We are aware of the limitations of our study. Firstly, the relatively small sample size limits the statistical power of our analyses, and larger studies are needed to validate these results. Secondly, the lack of serial measurements of KIM-1 over time prevents a dynamic evaluation of how these markers fluctuate in response to different stages of recovery or graft dysfunction. Additionally, the effect of immunosuppressive therapy on KIM-1 levels and its correlation with renal function were not explicitly evaluated in our study, which could provide valuable insights into how therapeutic regimens influence biomarker dynamics. Furthermore, our study did not include patients with renal graft rejection, limiting our ability to establish reference values for KIM-1 in this critical subgroup. Despite these limitations, our findings highlight the role of urinary KIM-1 as a promising marker of kidney injury even after successful kidney transplantation. Future studies should focus on larger cohorts, incorporate longitudinal measurements, and explore the interplay between therapy regimens and biomarker profiles. Investigating KIM-1 in diverse patient populations, including those experiencing graft rejections, and across varying clinical scenarios will further clarify its diagnostic and prognostic utility.

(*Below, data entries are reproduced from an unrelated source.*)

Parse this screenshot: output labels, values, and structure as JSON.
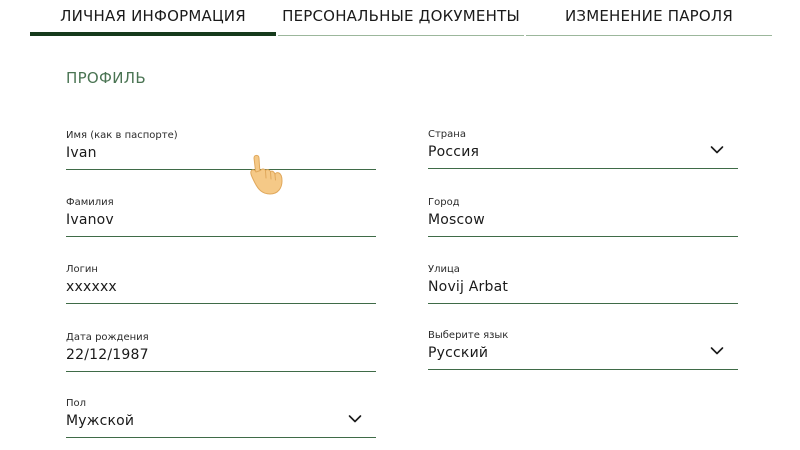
{
  "tabs": [
    {
      "label": "ЛИЧНАЯ ИНФОРМАЦИЯ",
      "active": true
    },
    {
      "label": "ПЕРСОНАЛЬНЫЕ ДОКУМЕНТЫ",
      "active": false
    },
    {
      "label": "ИЗМЕНЕНИЕ ПАРОЛЯ",
      "active": false
    }
  ],
  "section_title": "ПРОФИЛЬ",
  "left_fields": {
    "name": {
      "label": "Имя (как в паспорте)",
      "value": "Ivan"
    },
    "surname": {
      "label": "Фамилия",
      "value": "Ivanov"
    },
    "login": {
      "label": "Логин",
      "value": "xxxxxx"
    },
    "birth_date": {
      "label": "Дата рождения",
      "value": "22/12/1987"
    },
    "gender": {
      "label": "Пол",
      "value": "Мужской"
    }
  },
  "right_fields": {
    "country": {
      "label": "Страна",
      "value": "Россия"
    },
    "city": {
      "label": "Город",
      "value": "Moscow"
    },
    "street": {
      "label": "Улица",
      "value": "Novij Arbat"
    },
    "language": {
      "label": "Выберите язык",
      "value": "Русский"
    }
  },
  "icons": {
    "dropdown": "chevron-down-icon",
    "cursor": "hand-pointer-icon"
  },
  "colors": {
    "accent_dark": "#163a1c",
    "accent_light": "#9cb79c",
    "field_line": "#3f6b47",
    "section_title": "#4a7453",
    "cursor_fill": "#f5c987"
  }
}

In conclusion, KIM-1 shows significant potential as a tool for early detection of kidney injury and warrants further investigation to establish its role in the routine monitoring of transplant patients.

Footnotes

Disclaimer/Publisher’s Note: The statements, opinions and data contained in all publications are solely those of the individual author(s) and contributor(s) and not of MDPI and/or the editor(s). MDPI and/or the editor(s) disclaim responsibility for any injury to people or property resulting from any ideas, methods, instructions or products referred to in the content.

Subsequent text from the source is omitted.